Jade Sandstedt, a PhD student in the Angus McIntosh Centre for Historical Linguistics, has been awarded the R. H. Robins student prize by the Philological Society of Great Britain
The Prize is awarded annually for the best article on a linguistic topic involving the study of languages through their history, structure, or relationships with other languages.
Jade's article discusses how we can use modern theories about phonology (the systems of sounds and how they pattern in languages) to investigate historical sound systems from written texts such as manuscripts and inscriptions of runes. His paper provides a new analysis of (until now) understudied vowel harmony patterns in dialects of Norwegian that were spoken in the 12th to 14th centuries.
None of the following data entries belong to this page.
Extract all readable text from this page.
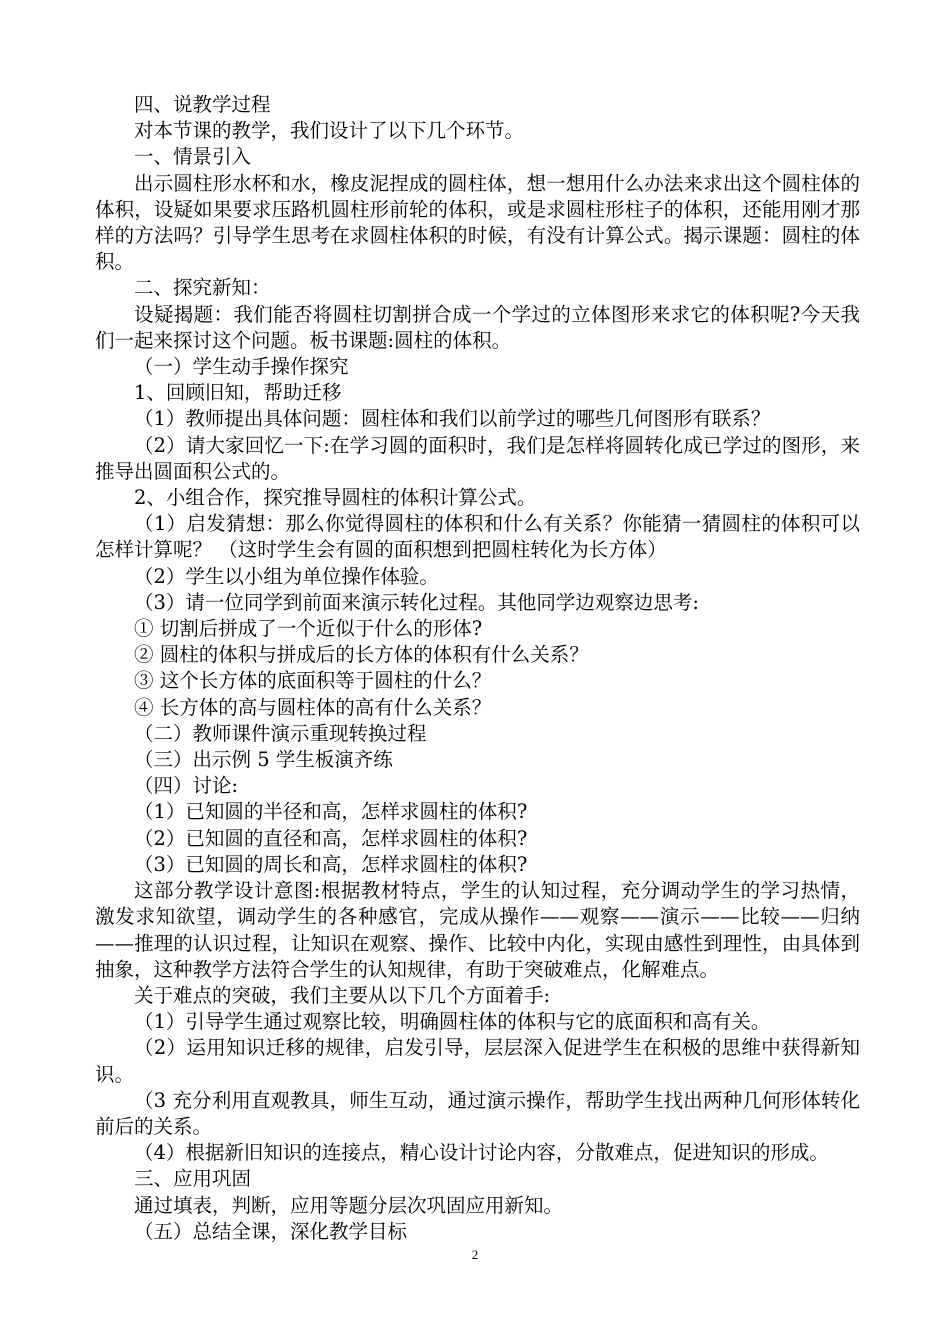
四、说教学过程

对本节课的教学，我们设计了以下几个环节。

一、情景引入

出示圆柱形水杯和水，橡皮泥捏成的圆柱体，想一想用什么办法来求出这个圆柱体的体积，设疑如果要求压路机圆柱形前轮的体积，或是求圆柱形柱子的体积，还能用刚才那样的方法吗？引导学生思考在求圆柱体积的时候，有没有计算公式。揭示课题：圆柱的体积。

二、探究新知：

设疑揭题：我们能否将圆柱切割拼合成一个学过的立体图形来求它的体积呢?今天我们一起来探讨这个问题。板书课题:圆柱的体积。

（一）学生动手操作探究

1、回顾旧知，帮助迁移

（1）教师提出具体问题：圆柱体和我们以前学过的哪些几何图形有联系？

（2）请大家回忆一下:在学习圆的面积时，我们是怎样将圆转化成已学过的图形，来推导出圆面积公式的。

2、小组合作，探究推导圆柱的体积计算公式。

（1）启发猜想：那么你觉得圆柱的体积和什么有关系？你能猜一猜圆柱的体积可以怎样计算呢？ （这时学生会有圆的面积想到把圆柱转化为长方体）

（2）学生以小组为单位操作体验。

（3）请一位同学到前面来演示转化过程。其他同学边观察边思考:

① 切割后拼成了一个近似于什么的形体?

② 圆柱的体积与拼成后的长方体的体积有什么关系？

③ 这个长方体的底面积等于圆柱的什么？

④ 长方体的高与圆柱体的高有什么关系？

（二）教师课件演示重现转换过程

（三）出示例 5 学生板演齐练

（四）讨论:

（1）已知圆的半径和高，怎样求圆柱的体积?

（2）已知圆的直径和高，怎样求圆柱的体积?

（3）已知圆的周长和高，怎样求圆柱的体积?

这部分教学设计意图:根据教材特点，学生的认知过程，充分调动学生的学习热情，激发求知欲望，调动学生的各种感官，完成从操作——观察——演示——比较——归纳——推理的认识过程，让知识在观察、操作、比较中内化，实现由感性到理性，由具体到抽象，这种教学方法符合学生的认知规律，有助于突破难点，化解难点。

关于难点的突破，我们主要从以下几个方面着手:

（1）引导学生通过观察比较，明确圆柱体的体积与它的底面积和高有关。

（2）运用知识迁移的规律，启发引导，层层深入促进学生在积极的思维中获得新知识。

（3 充分利用直观教具，师生互动，通过演示操作，帮助学生找出两种几何形体转化前后的关系。

（4）根据新旧知识的连接点，精心设计讨论内容，分散难点，促进知识的形成。

三、应用巩固

通过填表，判断，应用等题分层次巩固应用新知。

（五）总结全课，深化教学目标

2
Vowel harmony is a process found in many languages whereby vowels that are near one another (e.g. within the same word) tend to share a given property. For example, the tongue or lips may need to be in a similar position to produce all vowels in a given word. Vowel harmony can be found in modern languages such as Turkish and Korean; the focus of Jade's PhD is to study geographic variation and historical changes in Old Norwegian vowel harmony. His aim is to develop better techniques that will allow us to use old texts to understand how now-extinct versions of languages may have sounded to the speakers at the time.
As well as a cash prize, Jade will be given the opportunity to publish his paper in the Transactions of the Philological Society (the Society's high-impact journal). It's a hugely prestigious award and we are all extremely proud of Jade for this fantastic achievement!